On the date on which petitioner became employed, section 20981 of the Government Code provided that every state miscellaneous member who attained the age of 67 on or after October 1, 1973, must be retired on the first day of the calendar month next succeeding that in which he or she attained age 67.
In 1978, section 20981 was amended, operative January 1, 1979, to require retirement in the month following the attainment of age 70 instead of age 67. Petitioner will be 67 years of age on September 10, 1979.
Government Code section 20393 provides that employees credited with five or more years of service are eligible for retirement benefits, while those with less than five years of service are, upon termination of state employment, entitled to the return of accumulated contributions to the retirement system plus interest.
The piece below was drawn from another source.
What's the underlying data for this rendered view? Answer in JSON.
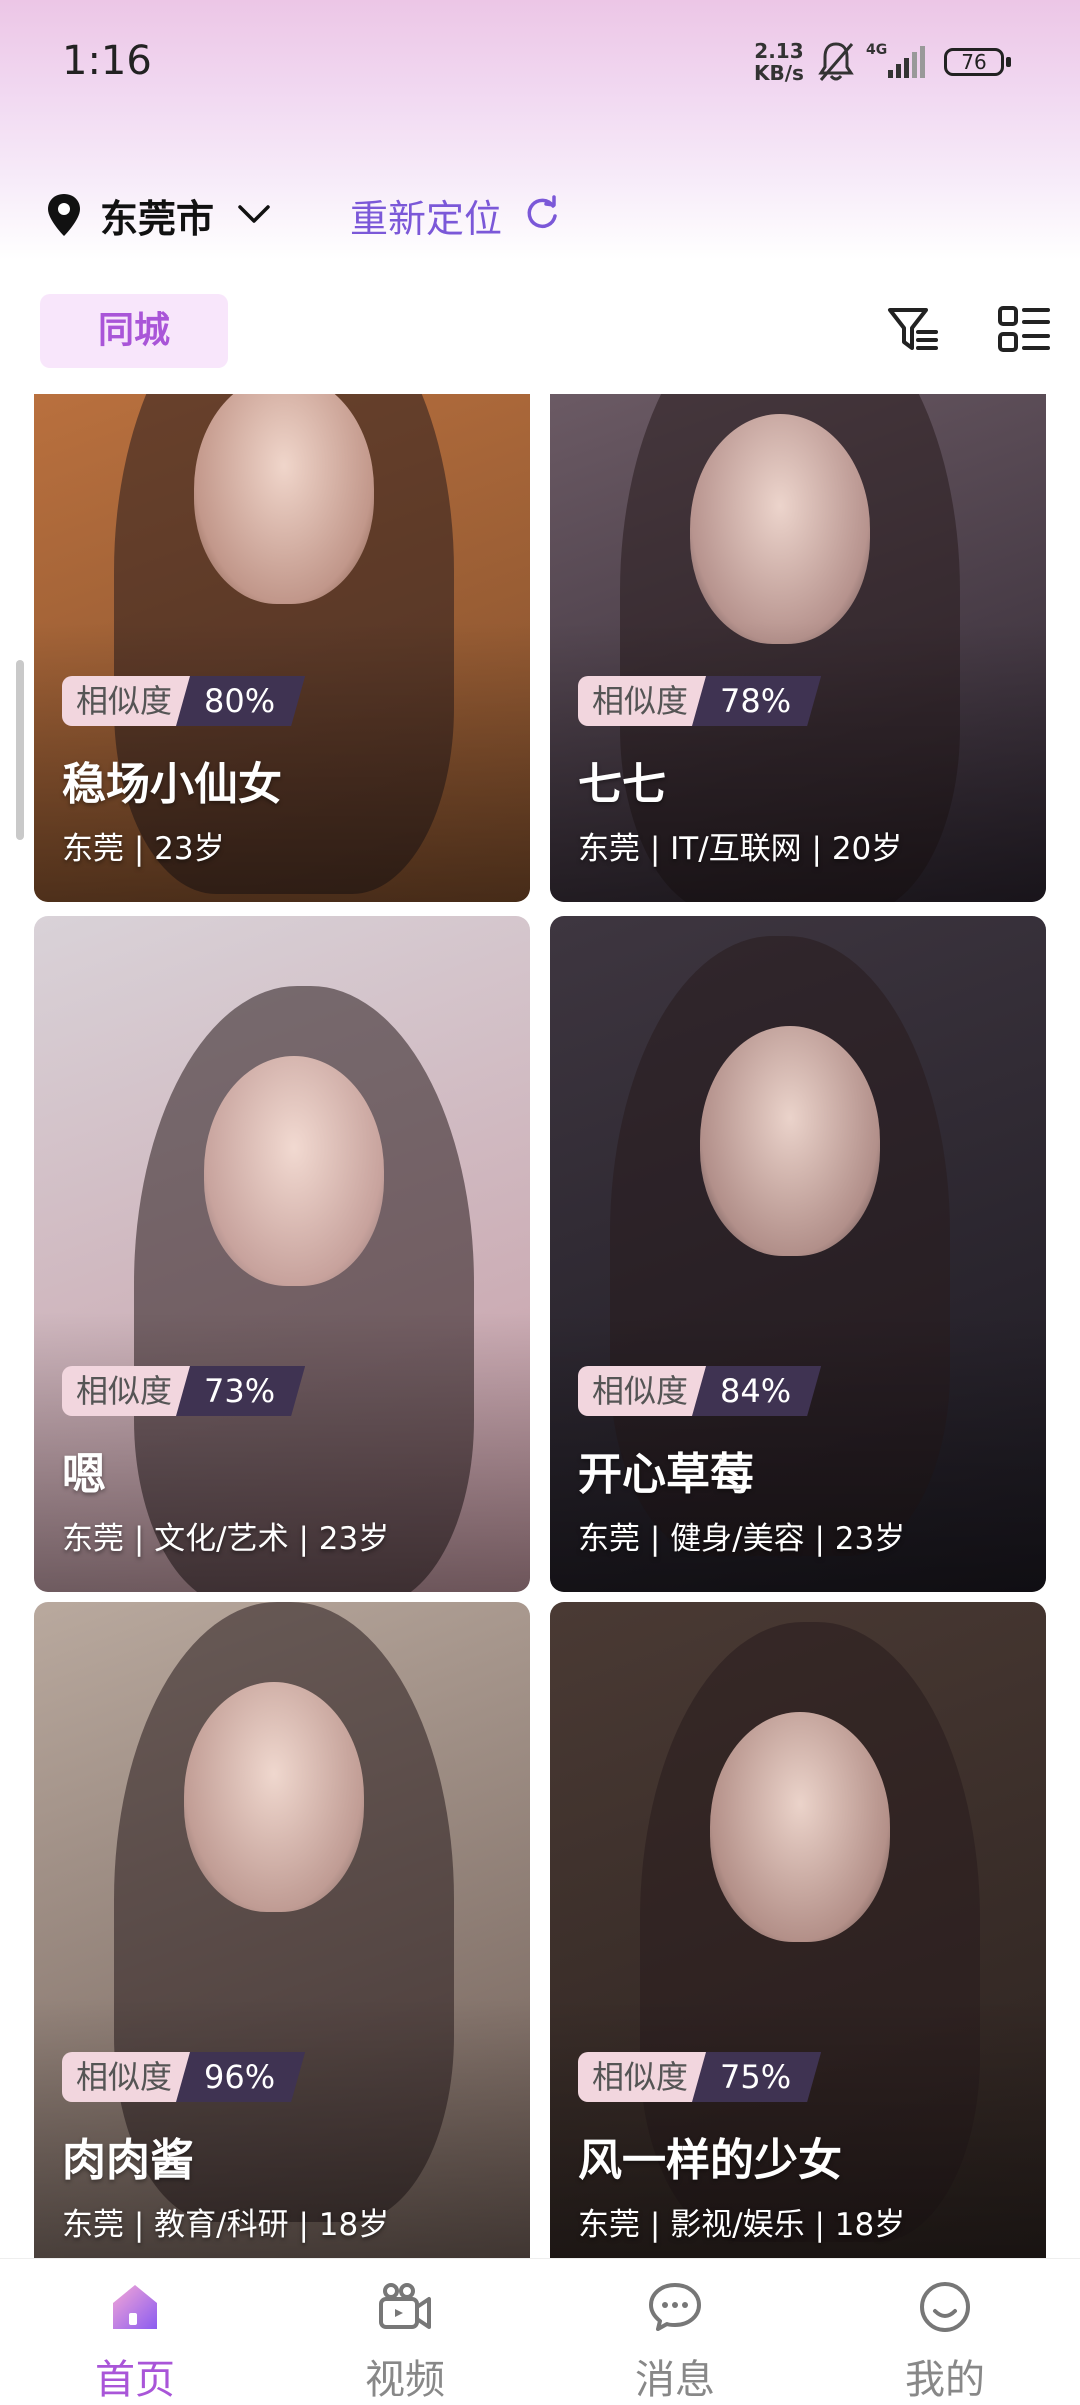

Under Government Code section 20981, as it existed between October 1, 1973 and January 1, 1979, the Board of Administration of the Public Employees' Retirement System treated the statute as implicitly requiring that employees who were forced to retire before completing five years of service be given a service retirement pension based upon their years of service. Petitioner wishes to take advantage of this practice and to receive a pension, however nominal it may be, rather than a refund of his contributions plus interest. It is worth noting that on October 1, 1979, he will have completed four years, three months and thirteen days of service with the Public Utilities Commission and as a member of PERS. By working another eight months and seventeen days petitioner would qualify for the pension.
Petitioner takes the position that he has a "vested right to retire and receive a retirement allowance on and after October 1, 1979."
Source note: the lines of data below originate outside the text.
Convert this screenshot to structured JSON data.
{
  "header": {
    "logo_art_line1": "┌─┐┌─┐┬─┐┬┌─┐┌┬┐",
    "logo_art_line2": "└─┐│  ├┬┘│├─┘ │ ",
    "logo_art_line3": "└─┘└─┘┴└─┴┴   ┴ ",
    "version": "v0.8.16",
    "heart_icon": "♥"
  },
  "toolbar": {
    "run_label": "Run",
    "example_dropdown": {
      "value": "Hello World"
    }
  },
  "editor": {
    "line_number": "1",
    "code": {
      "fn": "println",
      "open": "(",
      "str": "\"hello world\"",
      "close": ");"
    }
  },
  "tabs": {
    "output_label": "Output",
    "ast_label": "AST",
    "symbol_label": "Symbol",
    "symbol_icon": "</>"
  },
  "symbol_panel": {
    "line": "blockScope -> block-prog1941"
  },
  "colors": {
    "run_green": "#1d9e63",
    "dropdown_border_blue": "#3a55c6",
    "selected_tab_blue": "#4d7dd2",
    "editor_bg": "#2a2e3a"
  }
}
There is nothing novel about petitioner's contentions. They have all been raised before, though in the slightly different context of the reduction of retirement age instead of the present increase in retirement age.
In Townsend v. County of Los Angeles, 49 Cal.App.3d 263 [ 122 Cal.Rptr. 500], a public defender claimed that he had a "vested right" in the retirement age in force when he was employed by the county, which was age 70. The county later adopted a pension plan requiring county employees to retire at age 65. Townsend filed an action against the county contending that any mandatory retirement age is unconstitutional and that he was denied equal protection, since not all government employees or officers were subject to that plan. The superior court entered summary judgment for the defendant county, and the Court of Appeal affirmed, holding that reasonable modifications of retirement benefits accompanied by comparable new advantages to the particular employee are permissible. The court further held there was no "fundamental right" to work for a particular employer.
In Schmier v. Board of Trustees, 74 Cal.App.3d 314 [ 141 Cal.Rptr. 472], a tenured professor in a state university sought to compel the university trustees to continue his employment beyond the mandatory retirement age of 67; he had been hired in 1967 when the retirement age was 70. A general demurrer was sustained without leave to amend and the petition was dismissed. Once again, the Court of Appeal affirmed, holding that no government employee has a vested contractual right to continue in employment beyond the time or contrary to the terms and conditions fixed by law, and further that the power of the Legislature to reduce the tenure of a civil service position and thereby to shorten an employee's state service by changing the mandatory retirement age cannot be limited by any contractual obligation. In Schmier the court relied on Townsend, supra, and on Miller v. State of California, 18 Cal.3d 808 [ 135 Cal.Rptr. 386, 557 P.2d 970].
In Miller, a civil servant filed a petition for mandate and for breach of contract when he was forced to retire at the age of 67 pursuant to the 1971 amendment to Government Code section 20981, instead of at the age of 70 as provided in that statute when he entered state service 35 years earlier. Miller alleged violation of the contract clause of the United States Constitution, and of the due process clauses of the state and federal Constitutions. The superior court denied the petition and directed that Miller take nothing by his complaint. The Supreme Court affirmed unanimously, holding that it is well settled in California that public employment is not held by contract but by statute, and that, insofar as the duration of such employment is concerned, no employee has a vested contractual right to continue in employment beyond the time or contrary to the terms and conditions fixed by law. And this was true even though Miller received a pension of $1,863 per month instead of a pension of at least $2,365 per month which he would have received had he been permitted to continue working until he reached age 70.
Miller contended that the reduction in the mandatory age of retirement unconstitutionally impaired his vested pension rights by forcing him to accept a pension substantially less than he would have received had he worked until age 70. He argued that he was severely disadvantaged without being afforded comparable new advantages. The Attorney General argued that Miller's loss of pension benefits resulted not from an impairment of his vested rights, but from the occurrence of a condition subsequent to the accrual of those rights, namely, Miller's lawful termination from employment prior to the time when his right to full benefits would have matured. The Supreme Court agreed with the position of the defendant state.
(1) It is true that a public employee acquires vested rights to a pension, but this acquisition is subject to conditions and contingencies and the employee is never entitled to more of a pension than that amount which has already matured. In the present case petitioner is subject to the terms of Government Code section 20393 — he can retire on October 1, 1979, and receive the return of his contributions plus interest, or he can continue to work for eight months and seventeen days, filling out five years of service and receive a pension.
Assuming a pension to be more desirable, petitioner is in a far more favorable position than Mr. Miller, who had no choice in the matter. Petitioner here is not being required to retire involuntarily. To the contrary, he demands the right to voluntary retirement with a pension. And that "right" he bases upon a past generous policy of the board, namely, that it did not, in the past, deprive those who had less than five years of service of their pensions when the Legislature reduced the mandatory retirement age. Petitioner's right is like an expectancy — there is no vested interest. Miller, supra, aggressively sought but unfortunately failed to obtain a similar result.
The change in Government Code section 20981 was made because of federal law which prohibits mandatory retirement at ages earlier than 70.
The petition is denied.
Petitioner's application for a hearing by the Supreme Court was denied July 5, 1979.